Amazon’s Alexa voice assistant has been laughing, but consumers don’t see the joke. With users posting their experiences on social media in large numbers, this unintended “add on” has not reflected well on Amazon’s reputation.
But there continues to be a strong market for these devices. While Alexa is arguably the best known Voice User Interface (VUI), there are also many millions around the world in the form of mobile devices. Apple alone has sold over half a billion devices with Siri integrated in multiple languages.
With so many devices around the world potentially listening to our conversations, there is growing concern amongst consumers over privacy, with lots of public debate and controversy in the media. Also Microsoft, for example, faced issues in 2014 when TV advertising using the phrase “Xbox On” turned on users’ devices without their permission.
While there is novelty and some potential convenience in an “always on” or ambient setup in VUIs, where devices listen passively for keywords from users until they are activated, in certain situations they are not appropriate. They can even be potentially dangerous if they were allowed to activate on their own for example if a user is driving.
An alternative that can prove effective, especially when interacting with an output device such as the TV in the living room, is to integrate speech search within another device to enable the user to choose how they converse with technology. Users are always looking for the easiest way to interact with their TV, and voice should be a key part of this communication. But to deliver an optimized user experience, we believe it needs to be part of a holistic and multimodal input strategy.
ruwido has conducted research into this area and found that, while a standalone ambient VUI can bring a feeling of freedom, users indicated that button-based voice interaction is their preferred usage method, the majority stating that it gives them the control on when they speak to the device, rather than it listening to them.
While voice will continue to gain prominence in how consumers interact with their TVs, it is also important that users aren’t forced to talk if they don’t want to or aren’t able to do so. They need to feel empowered to interact with the TV using a modality that works best for them. By combining speech search with other interaction mechanisms such as high quality button based input or more dynamic ways of interaction like ruwido’s patented organic haptic interaction mechanism for step-less scrolling through content, users have the freedom to choose.
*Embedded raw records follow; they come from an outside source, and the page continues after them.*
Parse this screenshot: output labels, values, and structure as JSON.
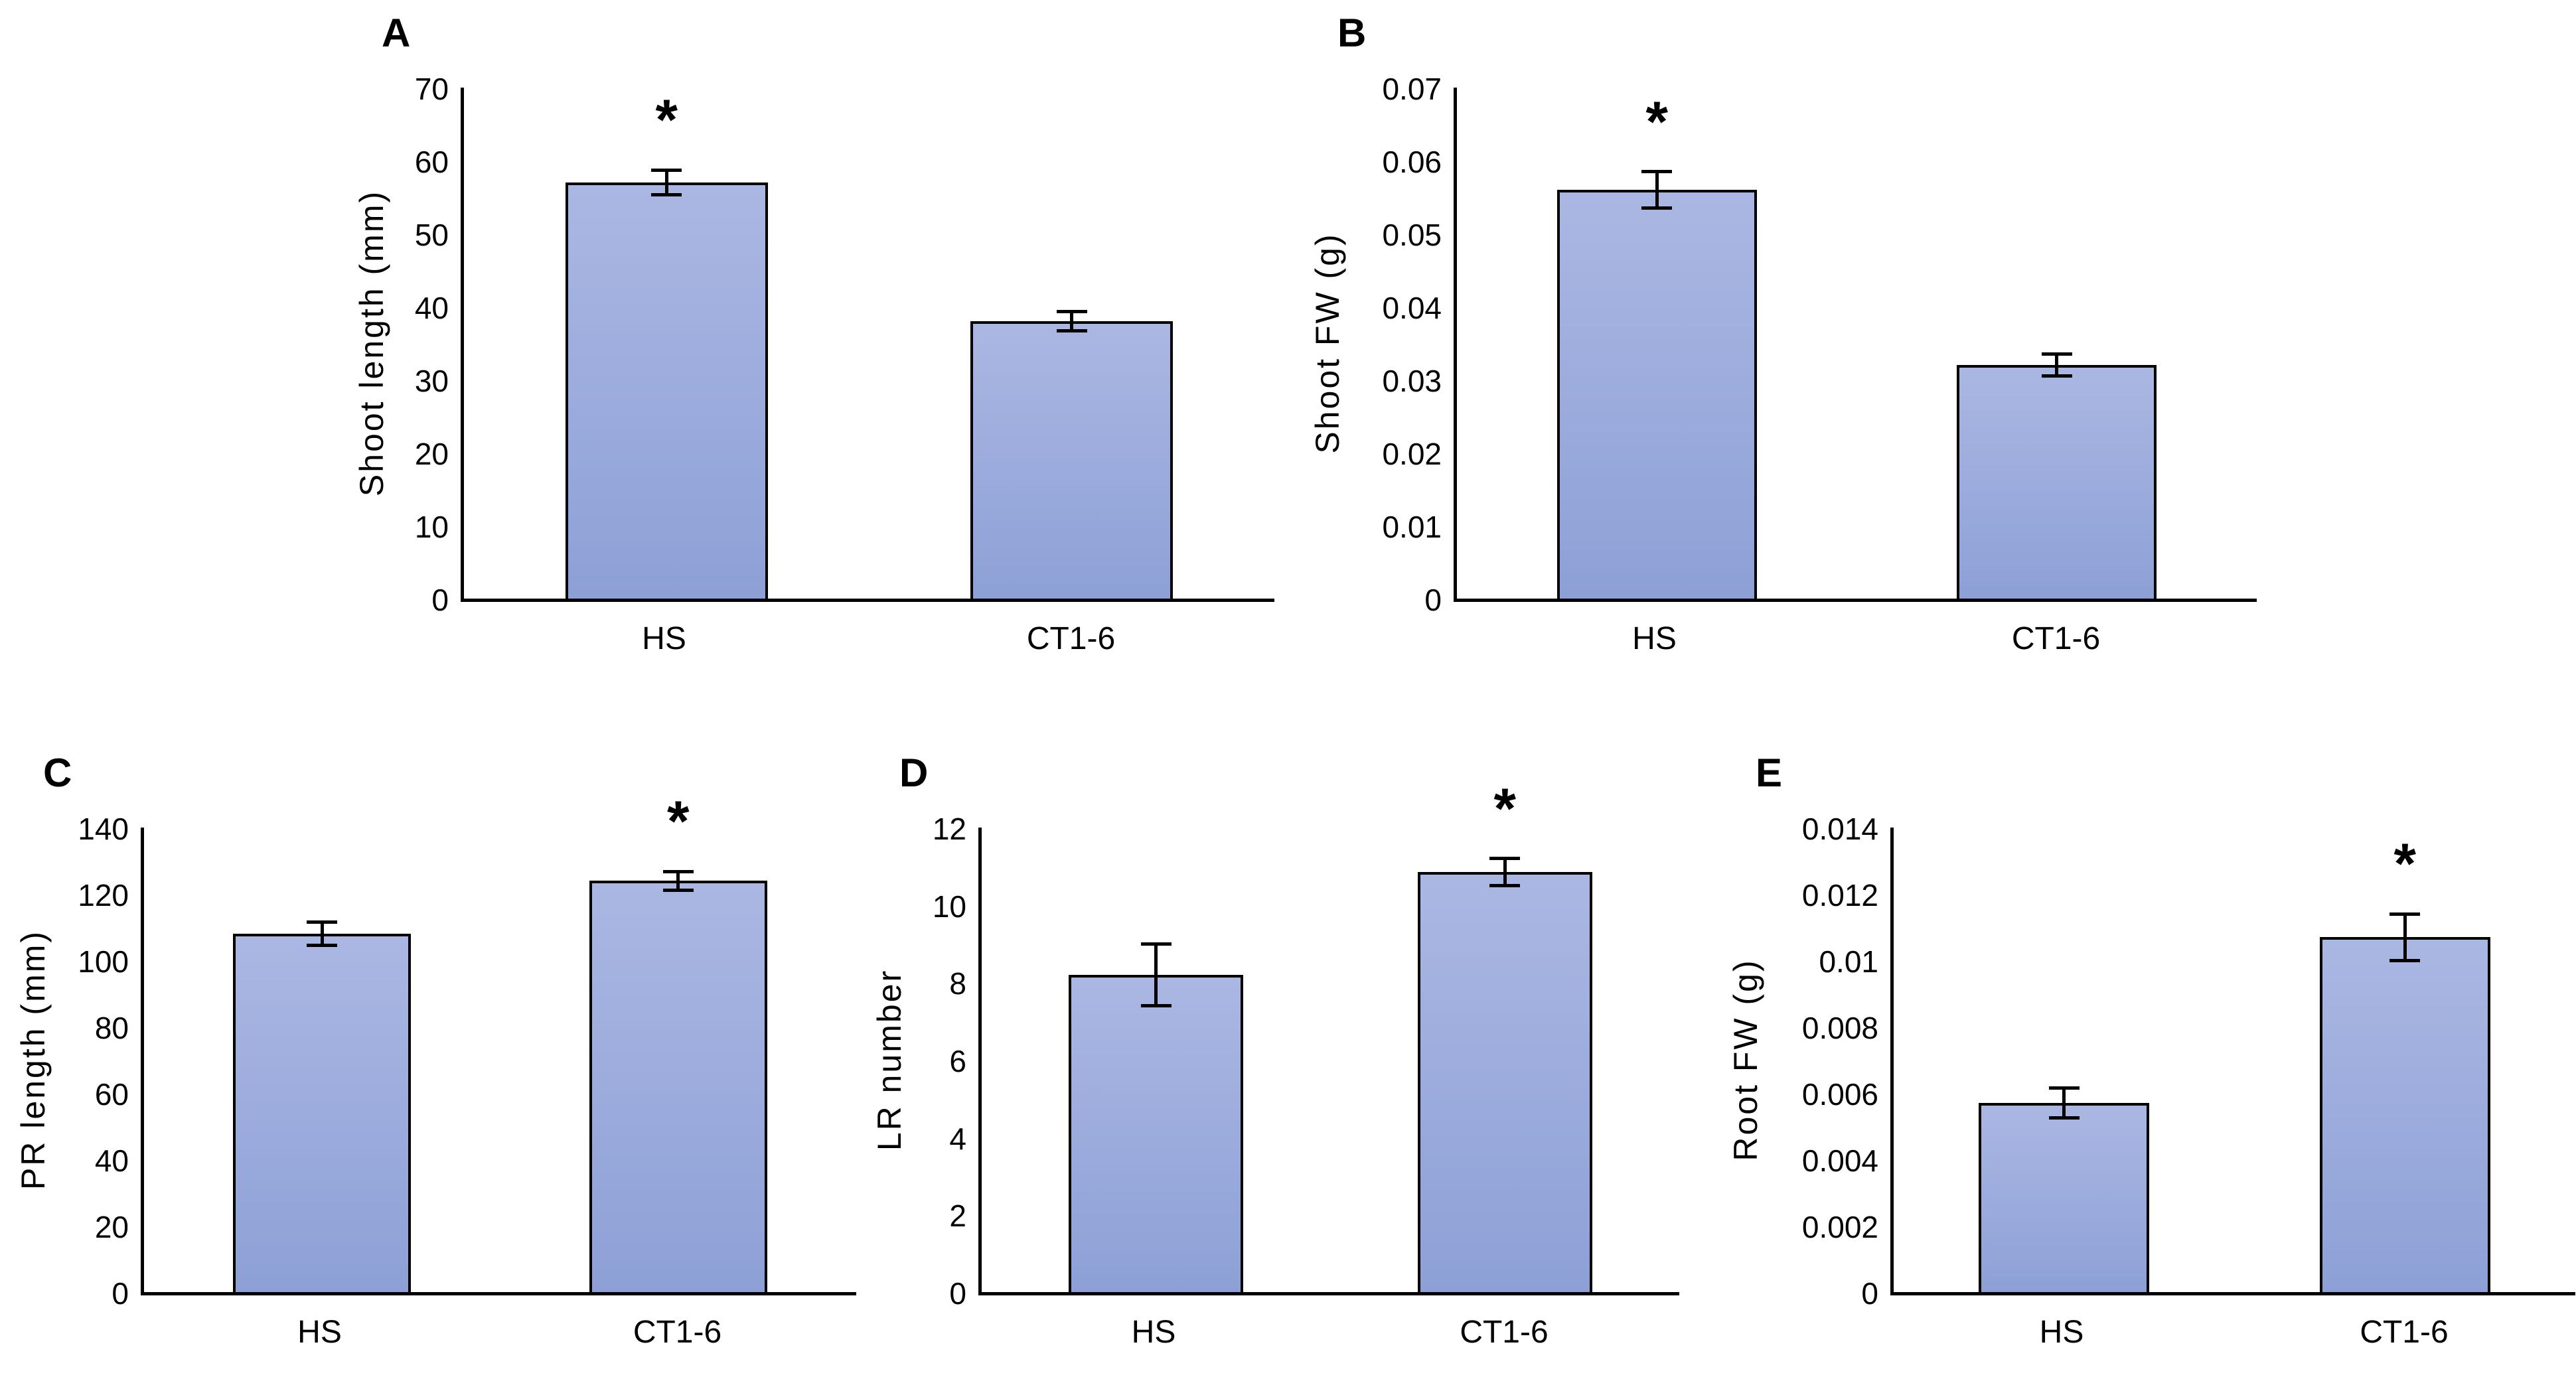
{
  "figure": {
    "bar_fill_top": "#abb7e3",
    "bar_fill_bottom": "#8da0d6",
    "bar_border": "#000000",
    "significance_marker": "*",
    "group_labels": [
      "HS",
      "CT1-6"
    ]
  },
  "chart_data": [
    {
      "panel": "A",
      "type": "bar",
      "title": "",
      "xlabel": "",
      "ylabel": "Shoot length (mm)",
      "categories": [
        "HS",
        "CT1-6"
      ],
      "values": [
        57,
        38
      ],
      "errors": [
        1.7,
        1.3
      ],
      "significant": [
        true,
        false
      ],
      "ylim": [
        0,
        70
      ],
      "yticks": [
        0,
        10,
        20,
        30,
        40,
        50,
        60,
        70
      ],
      "ytick_labels": [
        "0",
        "10",
        "20",
        "30",
        "40",
        "50",
        "60",
        "70"
      ],
      "grid": false,
      "legend": null
    },
    {
      "panel": "B",
      "type": "bar",
      "title": "",
      "xlabel": "",
      "ylabel": "Shoot FW (g)",
      "categories": [
        "HS",
        "CT1-6"
      ],
      "values": [
        0.056,
        0.032
      ],
      "errors": [
        0.0025,
        0.0015
      ],
      "significant": [
        true,
        false
      ],
      "ylim": [
        0,
        0.07
      ],
      "yticks": [
        0,
        0.01,
        0.02,
        0.03,
        0.04,
        0.05,
        0.06,
        0.07
      ],
      "ytick_labels": [
        "0",
        "0.01",
        "0.02",
        "0.03",
        "0.04",
        "0.05",
        "0.06",
        "0.07"
      ],
      "grid": false,
      "legend": null
    },
    {
      "panel": "C",
      "type": "bar",
      "title": "",
      "xlabel": "",
      "ylabel": "PR length (mm)",
      "categories": [
        "HS",
        "CT1-6"
      ],
      "values": [
        108,
        124
      ],
      "errors": [
        3.5,
        2.8
      ],
      "significant": [
        false,
        true
      ],
      "ylim": [
        0,
        140
      ],
      "yticks": [
        0,
        20,
        40,
        60,
        80,
        100,
        120,
        140
      ],
      "ytick_labels": [
        "0",
        "20",
        "40",
        "60",
        "80",
        "100",
        "120",
        "140"
      ],
      "grid": false,
      "legend": null
    },
    {
      "panel": "D",
      "type": "bar",
      "title": "",
      "xlabel": "",
      "ylabel": "LR number",
      "categories": [
        "HS",
        "CT1-6"
      ],
      "values": [
        8.2,
        10.85
      ],
      "errors": [
        0.8,
        0.35
      ],
      "significant": [
        false,
        true
      ],
      "ylim": [
        0,
        12
      ],
      "yticks": [
        0,
        2,
        4,
        6,
        8,
        10,
        12
      ],
      "ytick_labels": [
        "0",
        "2",
        "4",
        "6",
        "8",
        "10",
        "12"
      ],
      "grid": false,
      "legend": null
    },
    {
      "panel": "E",
      "type": "bar",
      "title": "",
      "xlabel": "",
      "ylabel": "Root FW (g)",
      "categories": [
        "HS",
        "CT1-6"
      ],
      "values": [
        0.0057,
        0.0107
      ],
      "errors": [
        0.00045,
        0.0007
      ],
      "significant": [
        false,
        true
      ],
      "ylim": [
        0,
        0.014
      ],
      "yticks": [
        0,
        0.002,
        0.004,
        0.006,
        0.008,
        0.01,
        0.012,
        0.014
      ],
      "ytick_labels": [
        "0",
        "0.002",
        "0.004",
        "0.006",
        "0.008",
        "0.01",
        "0.012",
        "0.014"
      ],
      "grid": false,
      "legend": null
    }
  ]
}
Voice is a hugely important mechanism that the industry can now be offering to consumers. It is an especially useful tool for advanced search functions, particularly as the content landscape becomes increasingly fragmented across different platforms. However, it needs to be integrated properly. For TV navigation, only offering an ambient “always on” setup doesn´t seem to be an ideal approach in terms of privacy and usability. By integrating button-based speech search that enables the activation of the microphone on a multimodal input device, TV, set-top box or streaming device manufacturers give consumers the choice on how they interact with their system by always remaining in control.